Ordinary Means · A Genesis Study · No. 3
Genesis 1 is one of the most concentrated chapters in all of Scripture. In thirty-one verses it establishes the doctrine of God, the doctrine of creation, the goodness of the created world, the dignity of humanity, marriage, and the rhythm of work and rest. We open it now. And the first thing to see is how God creates.
Before the first act, Genesis tells us where the Spirit is: the Spirit of God was hovering over the face of the waters. The verb pictures an eagle brooding over its young — protective, poised, about to act. This is no deistic God who wound up the universe and walked away. He is personally present at the very beginning, His Spirit brooding over the unformed deep, on the verge of speaking. And then He speaks:
And God said, "Let there be light," and there was light.
— Genesis 1:3
That is the pattern, and it holds for thirty-one verses: And God said… and it was so. Ten times God speaks; ten times what He says leaps into being. God creates by speaking. And this matters more than it first appears, because the other creation stories of the ancient world pictured the world made by gods at war — one god butchering the body of a defeated rival, a god giving birth to lesser gods, struggle and violence and sex. Genesis has none of it. God does not contend with anyone. God does not labor or strain. He speaks, and the universe springs into existence at His word.
Now read with risen eyes, and watch the New Testament tell you something staggering about that Word:
In the beginning was the Word, and the Word was with God, and the Word was God… All things were made through him, and without him was not any thing made that was made.
— John 1:1, 3
The Word by which everything was created is a Person. The Word who said Let there be light is the Word who became flesh and dwelt among us. The agent of creation in Genesis 1 is the very One who walked the road to Emmaus in Luke 24. So Christ is not merely predicted in Genesis 1 — He is active in it. The Let there be is His voice; the creation that springs up is His work. We cannot read this chapter honestly without finding ourselves reading about the Triune God: the Father who initiates, the Word — the Son — who speaks creation into being, and the Spirit who hovers and gives life. (Luther insisted on exactly this in his lectures on Genesis: the Trinity is not imposed on the chapter by later tradition. It is there, for the eye trained by the New Testament to see.)
Step back from the individual days and the chapter shows its architecture. The first three days form the realms — light and dark, sky and sea, land. The next three days fill them — sun and moon for the day and night, birds and fish for sky and sea, animals and humanity for the land. Forming, then filling; days one and four, two and five, three and six, paired like the two halves of an arch. Creation is not a chaotic accident. It is the work of a Designer who set up the spaces and filled them with their proper inhabitants. The God of Genesis 1 builds.
And running through it all, seven times, like a heartbeat, comes a refrain: And God saw that it was good — and at the last, behold, it was very good. Creation, as God made it, is good. The material world is good. The body is good. Food and sleep and work and rest are good. Marriage is good. The earth and sky and stars are good — all of it good, because God made it so. (Against the Gnostics who called matter a mistake, against every asceticism that treats the body as the enemy, against the modern story that the cosmos is meaningless chance — Genesis 1 simply stands and says: good.) And it lands at last in the warmest words of Luther's Small Catechism: I believe that God has made me and all creatures; that He has given me my body and soul, eyes, ears, and all my members… and still preserves them. This body, this breath, this day, this bread — every bit of it the gift of a Giver.

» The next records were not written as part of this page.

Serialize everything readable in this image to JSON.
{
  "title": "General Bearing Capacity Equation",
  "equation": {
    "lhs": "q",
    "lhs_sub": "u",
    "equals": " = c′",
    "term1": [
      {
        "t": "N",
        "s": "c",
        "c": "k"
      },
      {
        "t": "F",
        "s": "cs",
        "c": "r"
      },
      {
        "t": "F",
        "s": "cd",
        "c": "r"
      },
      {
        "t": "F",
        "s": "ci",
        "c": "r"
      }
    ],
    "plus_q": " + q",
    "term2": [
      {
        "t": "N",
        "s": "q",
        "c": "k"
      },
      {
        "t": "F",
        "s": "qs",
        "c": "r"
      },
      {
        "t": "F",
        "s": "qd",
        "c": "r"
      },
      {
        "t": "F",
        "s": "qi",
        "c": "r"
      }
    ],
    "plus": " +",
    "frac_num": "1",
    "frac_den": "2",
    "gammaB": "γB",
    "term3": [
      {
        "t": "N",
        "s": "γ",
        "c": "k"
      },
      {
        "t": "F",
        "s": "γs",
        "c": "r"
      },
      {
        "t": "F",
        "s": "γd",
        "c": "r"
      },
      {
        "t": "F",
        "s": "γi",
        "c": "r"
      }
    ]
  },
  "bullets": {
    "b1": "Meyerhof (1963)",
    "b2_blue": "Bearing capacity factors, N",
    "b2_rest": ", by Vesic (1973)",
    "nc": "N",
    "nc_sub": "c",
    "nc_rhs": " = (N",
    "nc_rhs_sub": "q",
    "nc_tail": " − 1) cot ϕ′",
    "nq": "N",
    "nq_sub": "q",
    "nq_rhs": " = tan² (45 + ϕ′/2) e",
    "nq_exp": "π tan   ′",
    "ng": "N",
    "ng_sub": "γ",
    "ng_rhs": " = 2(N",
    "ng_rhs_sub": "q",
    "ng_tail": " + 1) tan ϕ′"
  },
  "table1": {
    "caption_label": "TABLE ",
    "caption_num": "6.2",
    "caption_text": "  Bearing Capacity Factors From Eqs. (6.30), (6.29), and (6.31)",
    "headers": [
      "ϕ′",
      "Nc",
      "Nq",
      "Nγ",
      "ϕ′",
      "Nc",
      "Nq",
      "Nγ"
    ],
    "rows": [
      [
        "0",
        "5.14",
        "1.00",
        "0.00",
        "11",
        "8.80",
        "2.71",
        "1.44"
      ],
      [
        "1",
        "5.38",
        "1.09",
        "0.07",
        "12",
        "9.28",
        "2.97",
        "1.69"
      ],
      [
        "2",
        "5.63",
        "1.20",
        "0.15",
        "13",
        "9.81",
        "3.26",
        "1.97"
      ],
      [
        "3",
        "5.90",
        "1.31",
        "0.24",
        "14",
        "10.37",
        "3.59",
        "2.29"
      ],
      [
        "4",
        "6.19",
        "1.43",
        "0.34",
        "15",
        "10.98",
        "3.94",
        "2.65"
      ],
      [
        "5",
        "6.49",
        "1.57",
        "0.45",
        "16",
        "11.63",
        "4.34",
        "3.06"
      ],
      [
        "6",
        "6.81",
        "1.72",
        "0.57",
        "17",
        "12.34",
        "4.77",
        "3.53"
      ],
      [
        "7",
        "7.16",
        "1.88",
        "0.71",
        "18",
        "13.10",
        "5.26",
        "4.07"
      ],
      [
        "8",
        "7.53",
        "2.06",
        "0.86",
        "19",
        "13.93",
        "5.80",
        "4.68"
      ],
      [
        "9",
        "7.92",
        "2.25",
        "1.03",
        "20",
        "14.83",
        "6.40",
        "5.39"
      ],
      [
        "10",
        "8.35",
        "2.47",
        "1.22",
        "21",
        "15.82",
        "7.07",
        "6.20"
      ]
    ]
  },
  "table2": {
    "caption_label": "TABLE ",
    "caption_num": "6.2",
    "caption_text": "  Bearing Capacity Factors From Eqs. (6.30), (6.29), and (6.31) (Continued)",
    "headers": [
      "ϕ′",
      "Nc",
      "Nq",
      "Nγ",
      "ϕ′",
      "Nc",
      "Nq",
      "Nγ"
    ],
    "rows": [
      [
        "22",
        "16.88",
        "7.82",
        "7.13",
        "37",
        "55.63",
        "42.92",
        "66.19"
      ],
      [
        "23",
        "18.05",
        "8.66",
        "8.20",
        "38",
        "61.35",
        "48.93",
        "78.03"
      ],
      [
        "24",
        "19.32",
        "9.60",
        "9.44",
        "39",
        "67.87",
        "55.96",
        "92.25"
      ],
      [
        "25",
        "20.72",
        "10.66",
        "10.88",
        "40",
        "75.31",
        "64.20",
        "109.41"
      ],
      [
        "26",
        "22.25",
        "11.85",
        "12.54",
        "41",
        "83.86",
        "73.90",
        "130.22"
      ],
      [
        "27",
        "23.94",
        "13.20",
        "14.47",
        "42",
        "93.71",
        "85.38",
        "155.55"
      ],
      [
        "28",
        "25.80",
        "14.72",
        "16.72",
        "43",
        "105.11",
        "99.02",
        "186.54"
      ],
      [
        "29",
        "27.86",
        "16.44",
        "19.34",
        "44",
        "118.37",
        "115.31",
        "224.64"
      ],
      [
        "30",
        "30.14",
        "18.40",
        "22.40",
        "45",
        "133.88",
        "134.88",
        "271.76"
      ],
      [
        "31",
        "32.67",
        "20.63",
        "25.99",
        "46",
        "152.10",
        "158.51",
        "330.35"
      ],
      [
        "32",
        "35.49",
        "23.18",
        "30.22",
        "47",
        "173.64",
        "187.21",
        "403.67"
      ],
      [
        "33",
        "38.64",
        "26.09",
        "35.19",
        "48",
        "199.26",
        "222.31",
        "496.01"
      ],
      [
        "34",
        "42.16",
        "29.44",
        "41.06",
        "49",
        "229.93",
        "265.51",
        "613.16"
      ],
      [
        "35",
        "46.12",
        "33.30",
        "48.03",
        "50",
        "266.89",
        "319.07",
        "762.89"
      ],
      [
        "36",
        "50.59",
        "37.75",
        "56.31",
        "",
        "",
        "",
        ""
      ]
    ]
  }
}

So the God of Genesis 1 is the God who speaks — and His Word is Christ. Open the first chapter of the Bible and you are already reading about the Son through whom all things were made, and the goodness He spoke into being.
Next time, the camera comes in close. God who spoke the galaxies into being kneels in the dirt to form a man, and builds a woman from his side: bone of my bones, and flesh of my flesh. Read Genesis 2 before then.
Triune God — Father, Word, and Spirit — who created all things by Your speaking and called them good: we thank You that the Word who said "Let there be light" is the same Word made flesh for us. Teach us to receive Your creation as the gift it is, this body and breath and day, and never to despise what You have made good. And as You once spoke light into darkness, speak Your gospel into our dark hearts, that we may see. Amen.